From the slightly-aged news department:
Writer-with-whom-I-often-almost-agree, Cory Doctorow puts artist rights into priority sequence on the way to an Internetty utopia. In an op-ed in Locus magazine, sci-fi kingpin Doctorow decides that freedom of expression is the all-beef patty in the artistic Quarter Pounder (TM).
Oh, that was a mistake -- now I'm picturing Doctorow as a gigantic white-suited Wilson Fisk, battling SpiderMan (TM).
Anyway, here's Doctorow:
Sure, it's fine to talk about the artist's rights to get paid, to control copying, to have their work attributed to them and be fairly edited, but all that stuff is just the appetizer. There's one artist's right that's more important than all the rest combined: the right to free expression. No one gives out awards for writers who bring copyright suits — but we do give out awards to the brave writers who publish in the teeth of censorship and state oppression.
My problem with this argument is that the artist rights I'm familiar with come as a bundle, and as one begins to evaporate, the others become equally endangered. Without the right to get paid, to control copying, to attribution and fair editing, there is little chance of an effective right to free expression -- which is probably why these rights are bundled the way they are as widely accepted principles of copyright.

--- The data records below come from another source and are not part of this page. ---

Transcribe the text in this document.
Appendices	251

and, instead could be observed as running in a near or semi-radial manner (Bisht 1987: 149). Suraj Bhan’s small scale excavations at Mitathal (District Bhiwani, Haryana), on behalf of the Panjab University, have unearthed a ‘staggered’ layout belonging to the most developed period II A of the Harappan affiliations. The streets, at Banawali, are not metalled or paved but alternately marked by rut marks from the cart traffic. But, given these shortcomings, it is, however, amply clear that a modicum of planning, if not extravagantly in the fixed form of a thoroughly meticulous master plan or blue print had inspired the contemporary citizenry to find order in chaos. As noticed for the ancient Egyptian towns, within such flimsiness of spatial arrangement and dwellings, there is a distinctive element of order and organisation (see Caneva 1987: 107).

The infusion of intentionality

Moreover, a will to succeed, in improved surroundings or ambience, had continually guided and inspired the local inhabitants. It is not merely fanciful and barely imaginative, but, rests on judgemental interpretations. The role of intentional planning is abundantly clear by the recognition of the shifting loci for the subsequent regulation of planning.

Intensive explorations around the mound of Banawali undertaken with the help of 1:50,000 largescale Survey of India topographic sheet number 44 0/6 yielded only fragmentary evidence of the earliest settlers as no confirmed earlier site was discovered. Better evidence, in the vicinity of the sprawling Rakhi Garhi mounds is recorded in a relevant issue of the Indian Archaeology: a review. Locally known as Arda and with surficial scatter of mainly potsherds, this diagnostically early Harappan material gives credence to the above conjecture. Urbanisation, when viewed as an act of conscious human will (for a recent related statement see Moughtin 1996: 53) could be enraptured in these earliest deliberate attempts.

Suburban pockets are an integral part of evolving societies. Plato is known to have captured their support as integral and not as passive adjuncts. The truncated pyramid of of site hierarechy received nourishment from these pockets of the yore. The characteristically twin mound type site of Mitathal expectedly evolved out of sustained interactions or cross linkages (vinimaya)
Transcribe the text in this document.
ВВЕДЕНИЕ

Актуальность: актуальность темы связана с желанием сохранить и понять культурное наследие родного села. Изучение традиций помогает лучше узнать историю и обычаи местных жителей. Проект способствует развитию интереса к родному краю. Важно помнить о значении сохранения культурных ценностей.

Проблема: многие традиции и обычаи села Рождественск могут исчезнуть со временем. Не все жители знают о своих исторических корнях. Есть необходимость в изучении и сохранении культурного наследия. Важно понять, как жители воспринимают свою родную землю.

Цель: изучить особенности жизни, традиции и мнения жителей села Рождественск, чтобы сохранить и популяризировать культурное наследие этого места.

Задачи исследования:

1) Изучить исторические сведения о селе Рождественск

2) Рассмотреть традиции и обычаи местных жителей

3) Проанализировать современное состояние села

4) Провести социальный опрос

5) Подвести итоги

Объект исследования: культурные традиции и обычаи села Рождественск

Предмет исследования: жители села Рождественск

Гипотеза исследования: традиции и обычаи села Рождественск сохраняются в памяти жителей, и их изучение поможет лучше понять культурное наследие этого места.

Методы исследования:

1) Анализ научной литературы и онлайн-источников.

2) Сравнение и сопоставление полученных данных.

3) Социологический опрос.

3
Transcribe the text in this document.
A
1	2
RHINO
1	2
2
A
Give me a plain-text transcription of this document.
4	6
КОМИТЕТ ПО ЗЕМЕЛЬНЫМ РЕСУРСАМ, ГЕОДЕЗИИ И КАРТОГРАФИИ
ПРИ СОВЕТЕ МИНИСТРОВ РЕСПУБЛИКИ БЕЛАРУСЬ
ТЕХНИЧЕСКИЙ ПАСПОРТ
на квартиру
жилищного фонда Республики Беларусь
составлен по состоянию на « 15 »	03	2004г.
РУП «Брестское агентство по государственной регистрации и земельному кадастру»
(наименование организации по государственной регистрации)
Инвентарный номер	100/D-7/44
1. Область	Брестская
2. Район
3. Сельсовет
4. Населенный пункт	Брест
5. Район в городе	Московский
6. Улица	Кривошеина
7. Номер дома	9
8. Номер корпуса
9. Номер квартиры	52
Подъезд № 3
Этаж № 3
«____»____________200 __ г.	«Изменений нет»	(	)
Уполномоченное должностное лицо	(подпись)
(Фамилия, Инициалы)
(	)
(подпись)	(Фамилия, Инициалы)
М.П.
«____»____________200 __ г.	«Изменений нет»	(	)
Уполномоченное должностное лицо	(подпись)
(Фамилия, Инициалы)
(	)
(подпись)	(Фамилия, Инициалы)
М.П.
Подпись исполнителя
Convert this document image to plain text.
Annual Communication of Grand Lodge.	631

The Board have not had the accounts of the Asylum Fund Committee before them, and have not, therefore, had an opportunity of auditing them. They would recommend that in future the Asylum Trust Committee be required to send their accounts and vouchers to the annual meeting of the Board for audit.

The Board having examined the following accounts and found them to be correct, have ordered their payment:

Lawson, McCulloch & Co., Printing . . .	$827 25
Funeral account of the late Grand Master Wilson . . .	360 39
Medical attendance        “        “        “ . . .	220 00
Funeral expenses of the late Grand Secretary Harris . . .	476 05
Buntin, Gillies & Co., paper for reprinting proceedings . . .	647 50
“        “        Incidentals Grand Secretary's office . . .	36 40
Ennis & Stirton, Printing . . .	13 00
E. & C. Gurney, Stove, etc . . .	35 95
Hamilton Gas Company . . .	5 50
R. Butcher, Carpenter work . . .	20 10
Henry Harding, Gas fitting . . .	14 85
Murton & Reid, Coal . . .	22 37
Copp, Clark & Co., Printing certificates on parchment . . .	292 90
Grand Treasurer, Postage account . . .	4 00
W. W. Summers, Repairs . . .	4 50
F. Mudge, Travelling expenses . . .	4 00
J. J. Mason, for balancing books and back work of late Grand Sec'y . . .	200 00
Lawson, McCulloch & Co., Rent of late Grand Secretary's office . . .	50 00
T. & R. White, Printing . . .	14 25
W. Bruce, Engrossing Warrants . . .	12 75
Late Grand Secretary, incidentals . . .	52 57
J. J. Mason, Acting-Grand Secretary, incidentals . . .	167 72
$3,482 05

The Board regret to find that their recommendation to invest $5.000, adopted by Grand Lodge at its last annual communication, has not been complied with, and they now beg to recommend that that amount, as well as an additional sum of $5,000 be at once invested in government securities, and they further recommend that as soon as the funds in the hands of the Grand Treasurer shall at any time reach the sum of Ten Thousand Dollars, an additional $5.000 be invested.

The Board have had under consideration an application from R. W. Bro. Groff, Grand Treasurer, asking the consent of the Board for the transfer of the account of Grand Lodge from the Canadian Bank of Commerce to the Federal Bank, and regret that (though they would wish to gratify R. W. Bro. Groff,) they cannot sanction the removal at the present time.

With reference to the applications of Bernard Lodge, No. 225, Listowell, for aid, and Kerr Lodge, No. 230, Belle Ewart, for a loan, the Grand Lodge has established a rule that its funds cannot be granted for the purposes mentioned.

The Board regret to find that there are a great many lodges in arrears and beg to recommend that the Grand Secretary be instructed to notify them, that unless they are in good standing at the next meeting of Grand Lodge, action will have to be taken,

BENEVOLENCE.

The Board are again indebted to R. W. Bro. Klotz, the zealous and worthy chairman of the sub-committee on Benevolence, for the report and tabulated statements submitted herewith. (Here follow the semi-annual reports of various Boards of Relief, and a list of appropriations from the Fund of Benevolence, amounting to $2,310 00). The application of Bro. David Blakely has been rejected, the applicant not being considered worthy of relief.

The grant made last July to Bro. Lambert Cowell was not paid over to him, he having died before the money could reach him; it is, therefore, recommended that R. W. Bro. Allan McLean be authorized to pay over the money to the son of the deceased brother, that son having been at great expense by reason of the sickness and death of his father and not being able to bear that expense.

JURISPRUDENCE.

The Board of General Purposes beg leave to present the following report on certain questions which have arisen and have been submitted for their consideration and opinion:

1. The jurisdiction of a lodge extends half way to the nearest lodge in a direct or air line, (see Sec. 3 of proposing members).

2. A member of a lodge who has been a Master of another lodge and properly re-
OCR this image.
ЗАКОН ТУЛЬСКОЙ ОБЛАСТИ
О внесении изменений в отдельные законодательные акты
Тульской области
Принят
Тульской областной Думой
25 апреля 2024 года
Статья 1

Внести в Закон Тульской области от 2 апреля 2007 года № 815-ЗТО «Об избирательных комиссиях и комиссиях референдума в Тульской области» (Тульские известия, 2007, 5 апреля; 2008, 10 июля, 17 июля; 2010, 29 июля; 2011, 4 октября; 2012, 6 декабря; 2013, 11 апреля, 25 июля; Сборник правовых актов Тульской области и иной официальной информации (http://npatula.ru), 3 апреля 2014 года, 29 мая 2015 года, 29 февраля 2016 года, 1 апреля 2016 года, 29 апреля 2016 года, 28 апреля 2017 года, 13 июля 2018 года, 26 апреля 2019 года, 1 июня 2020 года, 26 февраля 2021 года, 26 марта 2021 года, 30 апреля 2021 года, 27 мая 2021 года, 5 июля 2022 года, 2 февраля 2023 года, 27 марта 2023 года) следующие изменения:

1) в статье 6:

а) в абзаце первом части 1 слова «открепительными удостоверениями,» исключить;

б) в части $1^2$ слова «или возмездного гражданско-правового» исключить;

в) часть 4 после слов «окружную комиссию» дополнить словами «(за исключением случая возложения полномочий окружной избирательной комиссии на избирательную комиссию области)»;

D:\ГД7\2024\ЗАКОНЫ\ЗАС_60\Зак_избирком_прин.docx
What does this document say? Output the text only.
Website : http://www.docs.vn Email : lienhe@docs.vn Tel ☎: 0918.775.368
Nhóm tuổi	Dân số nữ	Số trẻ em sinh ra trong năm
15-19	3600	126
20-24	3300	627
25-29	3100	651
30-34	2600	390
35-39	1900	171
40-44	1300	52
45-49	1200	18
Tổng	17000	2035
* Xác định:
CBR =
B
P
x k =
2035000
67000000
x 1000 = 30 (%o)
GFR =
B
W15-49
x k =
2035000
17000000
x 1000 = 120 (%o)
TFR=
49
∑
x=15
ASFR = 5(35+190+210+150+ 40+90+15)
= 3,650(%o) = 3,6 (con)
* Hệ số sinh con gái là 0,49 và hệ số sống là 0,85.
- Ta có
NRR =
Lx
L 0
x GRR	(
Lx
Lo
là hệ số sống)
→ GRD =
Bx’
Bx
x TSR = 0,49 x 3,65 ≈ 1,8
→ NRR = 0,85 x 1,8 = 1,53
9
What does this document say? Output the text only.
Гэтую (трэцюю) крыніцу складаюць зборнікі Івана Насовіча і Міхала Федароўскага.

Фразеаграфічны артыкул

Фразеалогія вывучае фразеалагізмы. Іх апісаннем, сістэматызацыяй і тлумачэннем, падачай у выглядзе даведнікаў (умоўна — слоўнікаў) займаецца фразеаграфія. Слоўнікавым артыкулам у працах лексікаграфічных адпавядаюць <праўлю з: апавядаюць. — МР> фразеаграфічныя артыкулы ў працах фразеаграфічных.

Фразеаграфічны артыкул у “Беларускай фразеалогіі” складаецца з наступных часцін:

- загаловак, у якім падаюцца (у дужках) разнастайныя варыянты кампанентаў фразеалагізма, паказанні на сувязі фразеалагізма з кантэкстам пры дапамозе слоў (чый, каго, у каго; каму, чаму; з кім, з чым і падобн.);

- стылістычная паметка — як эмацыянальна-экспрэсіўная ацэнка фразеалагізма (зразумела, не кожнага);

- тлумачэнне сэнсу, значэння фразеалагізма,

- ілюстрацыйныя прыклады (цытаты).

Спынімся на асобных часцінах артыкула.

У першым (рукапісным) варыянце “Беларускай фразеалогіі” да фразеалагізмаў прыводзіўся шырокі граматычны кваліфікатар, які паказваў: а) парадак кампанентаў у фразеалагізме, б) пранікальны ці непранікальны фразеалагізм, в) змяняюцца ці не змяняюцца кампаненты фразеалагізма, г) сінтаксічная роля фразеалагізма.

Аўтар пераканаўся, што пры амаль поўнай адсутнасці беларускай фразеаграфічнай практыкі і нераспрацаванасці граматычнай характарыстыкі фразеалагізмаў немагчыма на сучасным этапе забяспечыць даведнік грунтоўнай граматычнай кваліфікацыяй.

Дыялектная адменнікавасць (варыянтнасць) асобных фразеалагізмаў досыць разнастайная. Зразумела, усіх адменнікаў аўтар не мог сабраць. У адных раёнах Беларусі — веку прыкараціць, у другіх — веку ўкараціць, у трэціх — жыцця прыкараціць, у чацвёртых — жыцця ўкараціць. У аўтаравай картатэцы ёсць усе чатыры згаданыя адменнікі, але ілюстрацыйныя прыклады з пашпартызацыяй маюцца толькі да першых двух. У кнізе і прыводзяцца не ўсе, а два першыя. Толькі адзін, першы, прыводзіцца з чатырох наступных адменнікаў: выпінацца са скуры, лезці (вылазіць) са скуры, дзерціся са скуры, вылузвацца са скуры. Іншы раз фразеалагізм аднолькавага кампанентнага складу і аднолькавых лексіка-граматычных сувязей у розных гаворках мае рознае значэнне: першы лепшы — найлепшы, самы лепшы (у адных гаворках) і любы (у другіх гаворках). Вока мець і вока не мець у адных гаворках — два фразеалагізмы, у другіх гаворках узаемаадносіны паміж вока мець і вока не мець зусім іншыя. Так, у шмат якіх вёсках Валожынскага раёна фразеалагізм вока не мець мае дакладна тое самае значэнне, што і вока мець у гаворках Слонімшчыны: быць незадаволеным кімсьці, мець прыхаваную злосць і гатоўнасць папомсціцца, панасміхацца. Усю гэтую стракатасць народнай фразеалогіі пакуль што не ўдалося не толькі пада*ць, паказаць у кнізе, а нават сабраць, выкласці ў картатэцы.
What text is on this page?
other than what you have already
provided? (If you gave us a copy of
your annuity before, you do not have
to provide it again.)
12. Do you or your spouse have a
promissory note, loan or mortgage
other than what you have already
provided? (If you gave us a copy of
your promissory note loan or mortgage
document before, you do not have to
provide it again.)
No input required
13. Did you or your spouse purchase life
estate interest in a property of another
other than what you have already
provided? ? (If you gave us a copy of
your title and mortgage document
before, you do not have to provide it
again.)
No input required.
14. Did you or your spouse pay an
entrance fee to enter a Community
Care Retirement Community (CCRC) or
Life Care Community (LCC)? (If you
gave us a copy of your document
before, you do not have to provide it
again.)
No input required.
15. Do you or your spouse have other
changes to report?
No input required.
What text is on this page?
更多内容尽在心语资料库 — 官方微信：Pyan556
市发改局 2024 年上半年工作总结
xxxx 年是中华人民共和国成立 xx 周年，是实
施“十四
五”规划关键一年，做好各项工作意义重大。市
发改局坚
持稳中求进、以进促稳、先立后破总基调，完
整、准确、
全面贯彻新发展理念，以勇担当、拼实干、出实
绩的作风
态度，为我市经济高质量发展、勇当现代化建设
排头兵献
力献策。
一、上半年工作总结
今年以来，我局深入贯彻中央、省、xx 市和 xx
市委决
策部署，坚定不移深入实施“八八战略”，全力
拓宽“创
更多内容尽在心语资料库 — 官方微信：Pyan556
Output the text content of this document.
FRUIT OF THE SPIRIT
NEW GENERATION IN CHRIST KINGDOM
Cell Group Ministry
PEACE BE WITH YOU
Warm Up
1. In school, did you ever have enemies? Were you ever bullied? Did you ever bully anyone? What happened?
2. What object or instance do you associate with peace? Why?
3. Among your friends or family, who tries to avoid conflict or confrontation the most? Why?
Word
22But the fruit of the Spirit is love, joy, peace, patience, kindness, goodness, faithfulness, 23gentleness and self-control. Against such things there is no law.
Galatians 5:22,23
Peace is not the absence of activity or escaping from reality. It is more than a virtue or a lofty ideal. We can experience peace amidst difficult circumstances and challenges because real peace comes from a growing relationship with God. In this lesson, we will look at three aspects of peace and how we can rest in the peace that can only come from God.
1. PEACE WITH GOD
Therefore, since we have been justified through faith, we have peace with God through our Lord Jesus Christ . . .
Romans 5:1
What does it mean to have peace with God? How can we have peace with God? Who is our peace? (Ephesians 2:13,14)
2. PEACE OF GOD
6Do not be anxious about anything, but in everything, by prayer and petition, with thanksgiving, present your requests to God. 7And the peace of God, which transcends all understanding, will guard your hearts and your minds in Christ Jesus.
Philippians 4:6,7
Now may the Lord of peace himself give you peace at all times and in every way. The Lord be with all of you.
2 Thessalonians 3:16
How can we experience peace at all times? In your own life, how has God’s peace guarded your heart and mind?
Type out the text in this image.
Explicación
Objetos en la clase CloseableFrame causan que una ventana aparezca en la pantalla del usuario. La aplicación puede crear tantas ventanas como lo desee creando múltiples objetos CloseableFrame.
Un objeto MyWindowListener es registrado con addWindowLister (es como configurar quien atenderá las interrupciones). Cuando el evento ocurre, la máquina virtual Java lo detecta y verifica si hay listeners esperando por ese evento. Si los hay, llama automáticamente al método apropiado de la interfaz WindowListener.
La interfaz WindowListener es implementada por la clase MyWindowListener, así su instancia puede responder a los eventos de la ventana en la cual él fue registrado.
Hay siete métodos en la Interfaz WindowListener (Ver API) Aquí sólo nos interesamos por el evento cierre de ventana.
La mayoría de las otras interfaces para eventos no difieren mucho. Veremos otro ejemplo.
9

And before anyone attacks my commitment to free expression, just don't okay.
It's all well and good to celebrate new business models and greater artist leverage through distribution competition, but the casual dismissal of fundamental artist rights as mere "appetizers" is ridiculously naive.
I don't think I've ever seen such clear and unequivocal rebuttal of this the freedom of the Internet trumps all kind of argument as I did in the comments section following Doctorow's Locus article. Innnteresting.